Лоралина вдруг почувствовала, что у нее перехватило дыхание. Вторая могила не должна была быть пустой. Она сама положила в нее мать, закутанную в саван. Потом Альбери удалила ее из склепа в момент, когда Лоралина набрала лопату земли. «Я закончу. Подожди меня там. Иди». Она колебалась, затем, исстрадавшаяся и обессилевшая, согласилась уйти.

— Пустая, — повторила она, пытаясь проникнуть в смысл этого слова.

— А ты хитрее, чем я думал, Изабо. Я мог бы попасться на крючок, но ты плохо меня знаешь. Я все там перекопал, чтобы найти философский камень. Мертвецов я не боюсь и считаю, что нет никакого греха в ограблении могил.

Лоралину стала бить дрожь, но не от страха и не от холода. В ней словно что-то оборвалось. Она не знала, почему, зачем ей лгали, разыгрывали перед ней похоронный спектакль — ее мать не умерла! Она ее бросила. Оставила наедине с мщением. Если это так, значит, она никогда ее не любила. Она просто использовала ее в качестве орудия мести, пожертвовала ею, потому что ненавидела, как ненавидела ее отца. Все вдруг стало бессмысленным.

Она почувствовала, что от желания зарыдать сжалось горло. «Не плакать… Не лить перед ним слезы… А впрочем, какая разница?» Она закрыла глаза, слезы полились из-под опущенных век.

Шазерон и бровью не повел. В его мозгу мелькнула мысль: а не говорит ли она правду? Что если она и в самом деле его дочь? На вид ей было лет шестнадцать-семнадцать. Это соответствовало давности событий. Но в ней не было ничего от него, хотя и была она вылитая Изабо. Он всегда помнил ее лицо с тех пор, как насыщался ею. Никогда после не видел он таких тонких, нежных черт, никогда с тех пор так не желал вновь овладеть ею. Даже сейчас он мог бы взять ее, если бы не знал о только что прошедших родах. Мысль мелькнула и пропала. Остались лишь мечты о философском камне, золоте, вечной молодости.

Он не желал больше ждать.
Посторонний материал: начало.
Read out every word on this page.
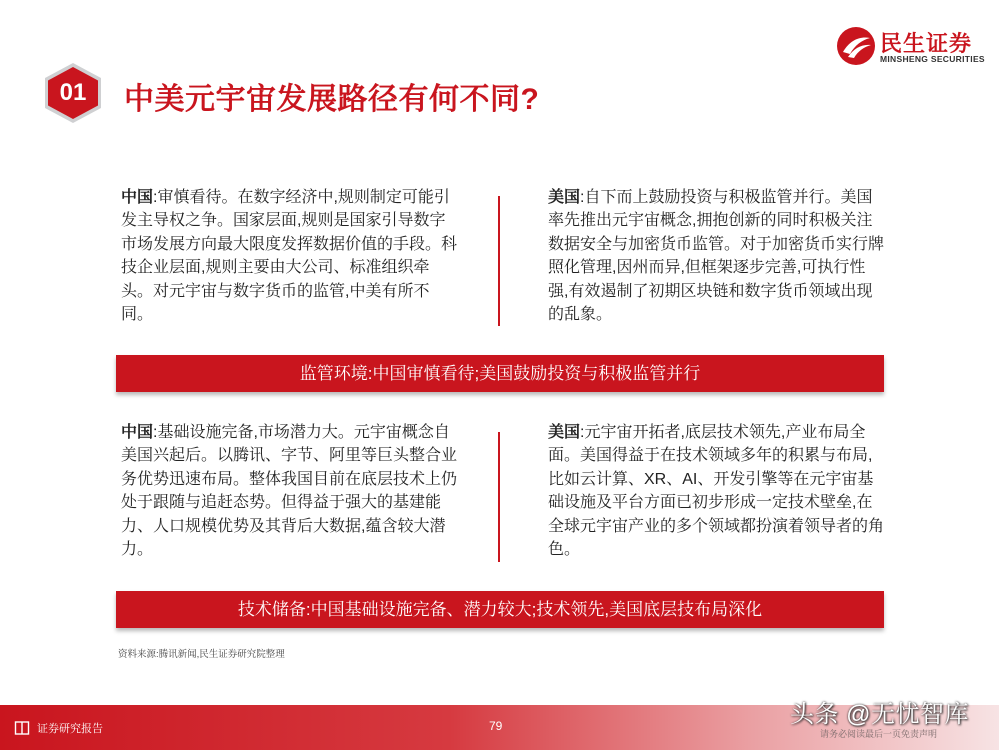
01	中美元宇宙发展路径有何不同?
民生证券
MINSHENG SECURITIES
中国:审慎看待。在数字经济中,规则制定可能引发主导权之争。国家层面,规则是国家引导数字市场发展方向最大限度发挥数据价值的手段。科技企业层面,规则主要由大公司、标准组织牵头。对元宇宙与数字货币的监管,中美有所不同。
美国:自下而上鼓励投资与积极监管并行。美国率先推出元宇宙概念,拥抱创新的同时积极关注数据安全与加密货币监管。对于加密货币实行牌照化管理,因州而异,但框架逐步完善,可执行性强,有效遏制了初期区块链和数字货币领域出现的乱象。
监管环境:中国审慎看待;美国鼓励投资与积极监管并行
中国:基础设施完备,市场潜力大。元宇宙概念自美国兴起后。以腾讯、字节、阿里等巨头整合业务优势迅速布局。整体我国目前在底层技术上仍处于跟随与追赶态势。但得益于强大的基建能力、人口规模优势及其背后大数据,蕴含较大潜力。
美国:元宇宙开拓者,底层技术领先,产业布局全面。美国得益于在技术领域多年的积累与布局,比如云计算、XR、AI、开发引擎等在元宇宙基础设施及平台方面已初步形成一定技术壁垒,在全球元宇宙产业的多个领域都扮演着领导者的角色。
技术储备:中国基础设施完备、潜力较大;技术领先,美国底层技布局深化
资料来源:腾讯新闻,民生证券研究院整理
证券研究报告	79
请务必阅读最后一页免责声明
头条 @无忧智库
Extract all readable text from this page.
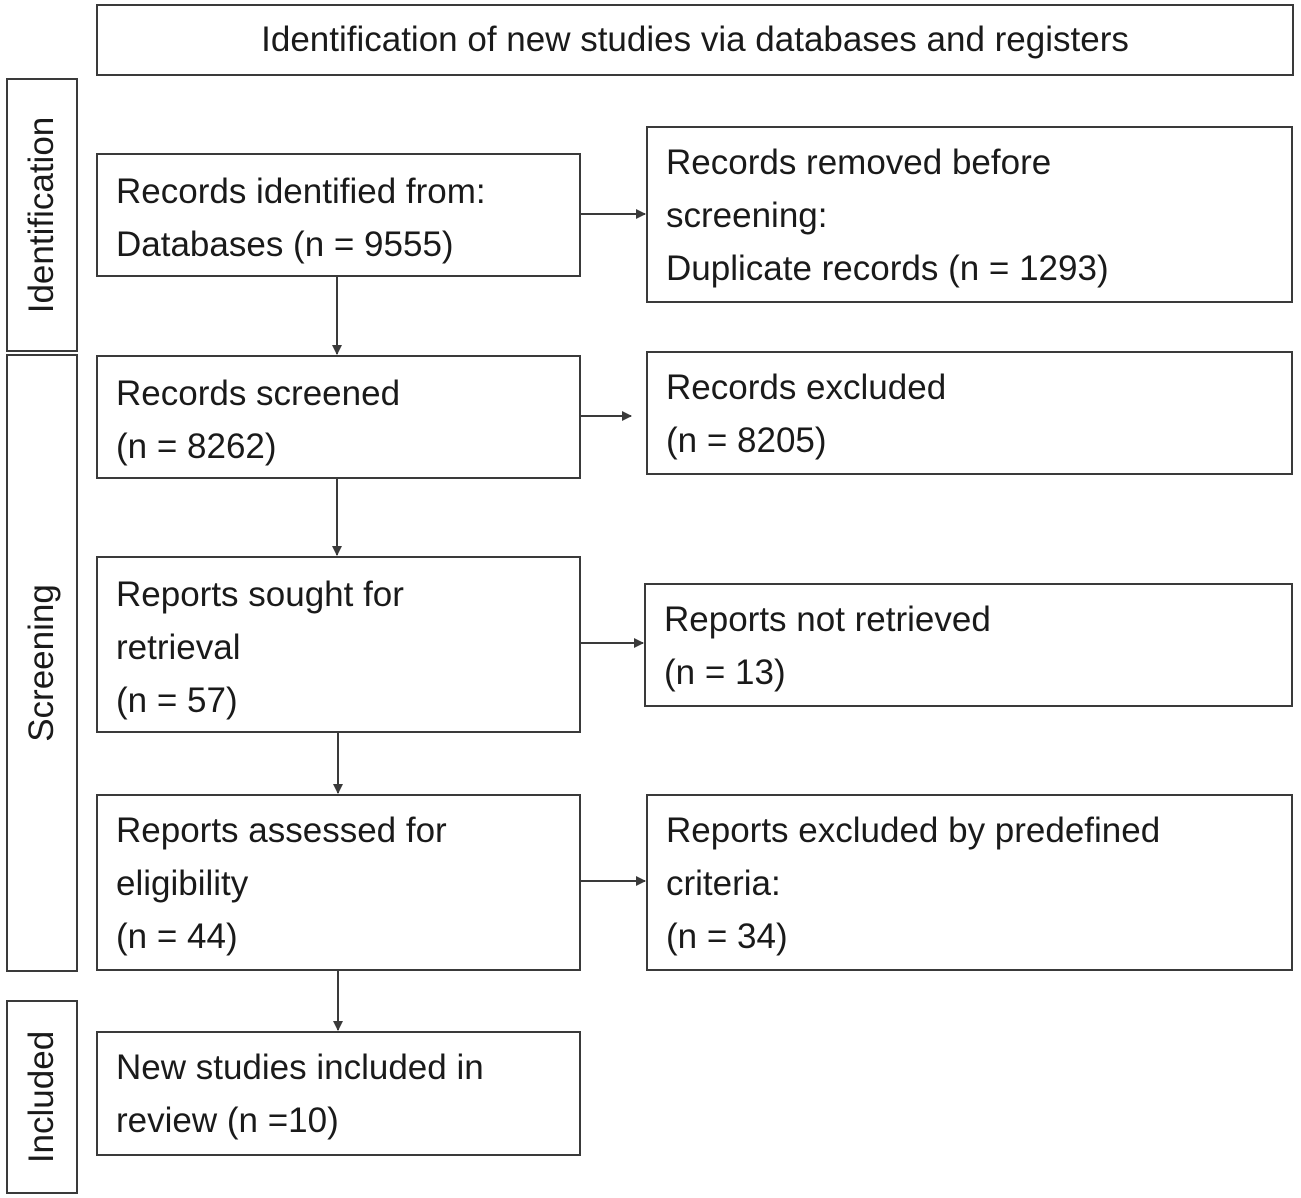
Identification of new studies via databases and registers
Identification
Screening
Included
Records identified from:
Databases (n = 9555)
Records screened
(n = 8262)
Reports sought for
retrieval
(n = 57)
Reports assessed for
eligibility
(n = 44)
New studies included in
review (n =10)
Records removed before
screening:
Duplicate records (n = 1293)
Records excluded
(n = 8205)
Reports not retrieved
(n = 13)
Reports excluded by predefined
criteria:
(n = 34)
Наклонившись, сеньор схватил ее за волосы, заставив поднять голову.

— Хватит! Тебе не удастся меня разжалобить, Изабо.

Он плюнул ей в лицо.

— Ты меня разочаровываешь. Раньше ты не была таким нытиком.
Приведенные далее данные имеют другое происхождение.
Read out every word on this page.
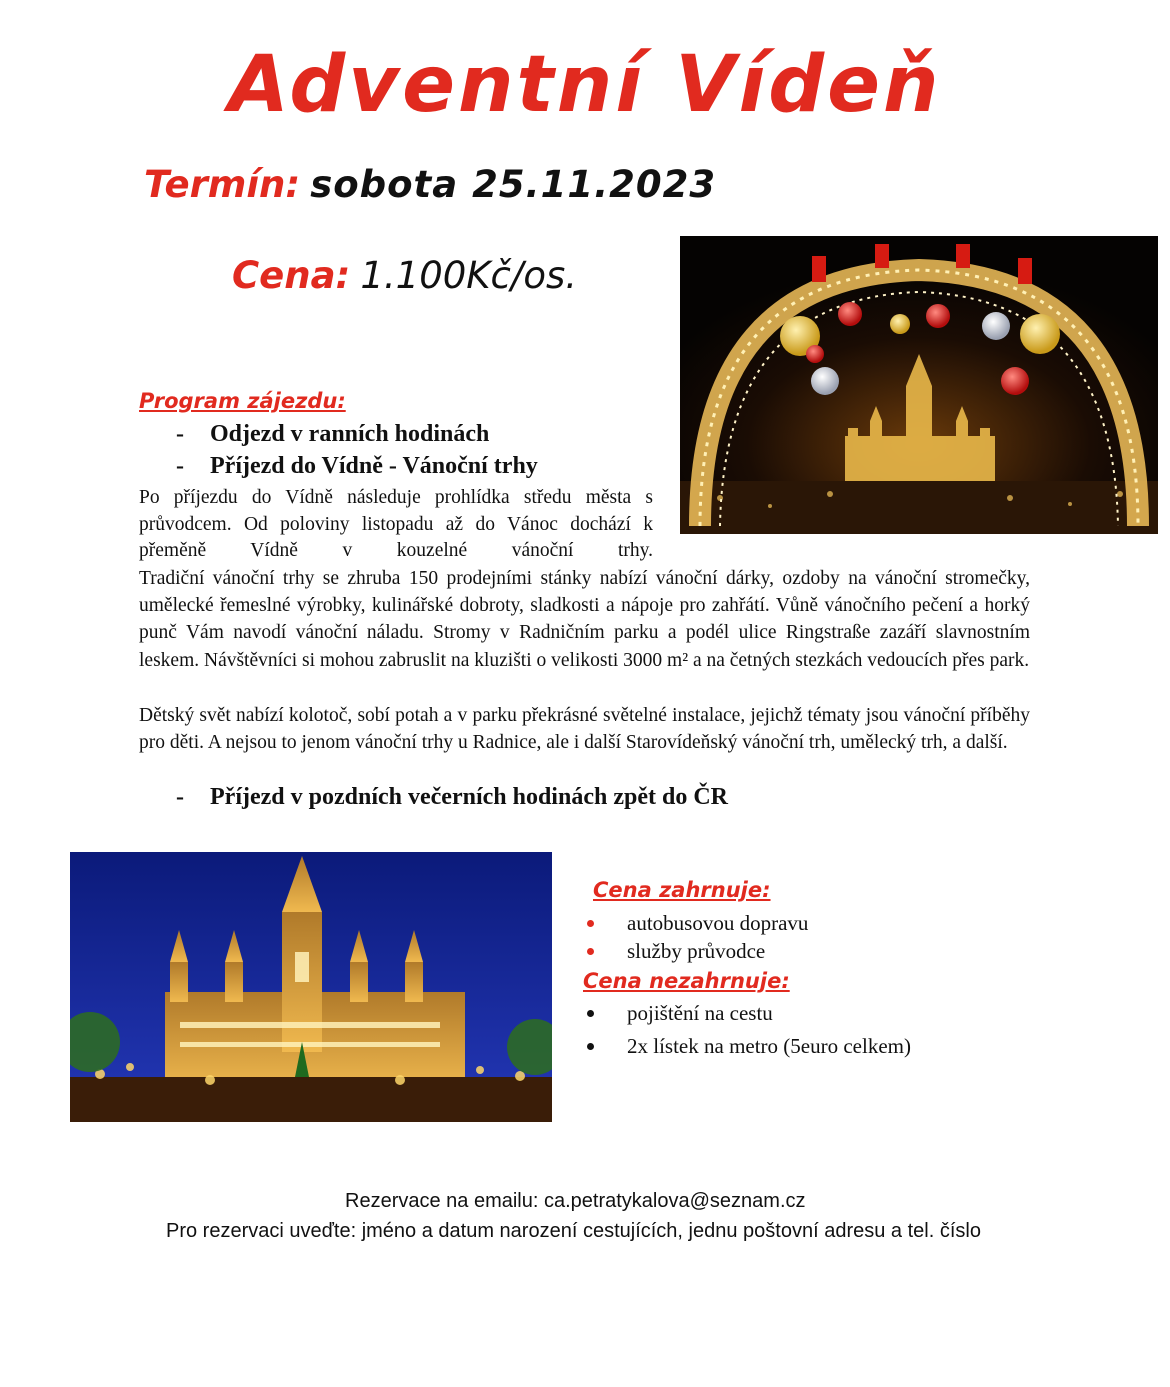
Adventní Vídeň
Termín: sobota 25.11.2023
Cena: 1.100Kč/os.
Program zájezdu:
- Odjezd v ranních hodinách
- Příjezd do Vídně - Vánoční trhy
Po příjezdu do Vídně následuje prohlídka středu města s průvodcem. Od poloviny listopadu až do Vánoc dochází k přeměně Vídně v kouzelné vánoční trhy.
Tradiční vánoční trhy se zhruba 150 prodejními stánky nabízí vánoční dárky, ozdoby na vánoční stromečky, umělecké řemeslné výrobky, kulinářské dobroty, sladkosti a nápoje pro zahřátí. Vůně vánočního pečení a horký punč Vám navodí vánoční náladu. Stromy v Radničním parku a podél ulice Ringstraße zazáří slavnostním leskem. Návštěvníci si mohou zabruslit na kluzišti o velikosti 3000 m² a na četných stezkách vedoucích přes park.
Dětský svět nabízí kolotoč, sobí potah a v parku překrásné světelné instalace, jejichž tématy jsou vánoční příběhy pro děti. A nejsou to jenom vánoční trhy u Radnice, ale i další Starovídeňský vánoční trh, umělecký trh, a další.
- Příjezd v pozdních večerních hodinách zpět do ČR
Cena zahrnuje:
autobusovou dopravu
služby průvodce
Cena nezahrnuje:
pojištění na cestu
2x lístek na metro (5euro celkem)
Rezervace na emailu: ca.petratykalova@seznam.cz
Pro rezervaci uveďte: jméno a datum narození cestujících, jednu poštovní adresu a tel. číslo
Затем мерзавец вынул из ножен кинжал и приставил к спине младенца.

— Перестань хныкать, или я проткну твоего сына!

Лоралина шмыгнула носом. Противоречивые мысли толпились в ее голове. Какие еще отныне должны быть сомнения, какие угрызения совести? Ей одновременно хотелось и умереть, и жить. Умереть из-за того, что ее предали, жить, как ее мать, чтобы отомстить за себя.

В ее жилах текла кровь Шазеронов. И кровь эта, которую она не признавала, ненавистная ей, взыграла в ней, помогла обрести утерянное достоинство. Она решительным жестом смахнула слезы.

— Ты был прав, Франсуа де Шазерон. Философский камень находился во мне. Я проглотила его, чтобы произвести на свет этого ребенка. Он — не как другие. Он — алкаист.

Франсуа де Шазерон с нескрываемой радостью вытаращил глаза. В голосе Лоралины чувствовалась та убежденность, породить которую могут только крайние обстоятельства. Она вытащила свою последнюю карту, которая могла либо спасти ее, либо погубить. Терять ей было нечего.

— Мне помогла жидкость, о которой ты знаешь. Достаточно было растолочь волчье сердце в моей крови и добавить в эту смесь жидкость, чтобы получить густую массу. При соприкосновении с железом она превращает его в золото. У меня гора золота, Шазерон. Но, как тебе известно, его всегда не хватает. Тогда я создала ребенка. Пока он слишком мал, однако, когда он возмужает, то золото потечет из его рук, как только он дотронется до металла. Ему достаточно будет положить палец на рану, чтобы та затянулась, а несколько капель его крови станут эликсиром вечной молодости. Не плени ты меня, я бы сбежала с ребенком и этим золотом. Я бы купила себе жизнь, которой ты меня лишил.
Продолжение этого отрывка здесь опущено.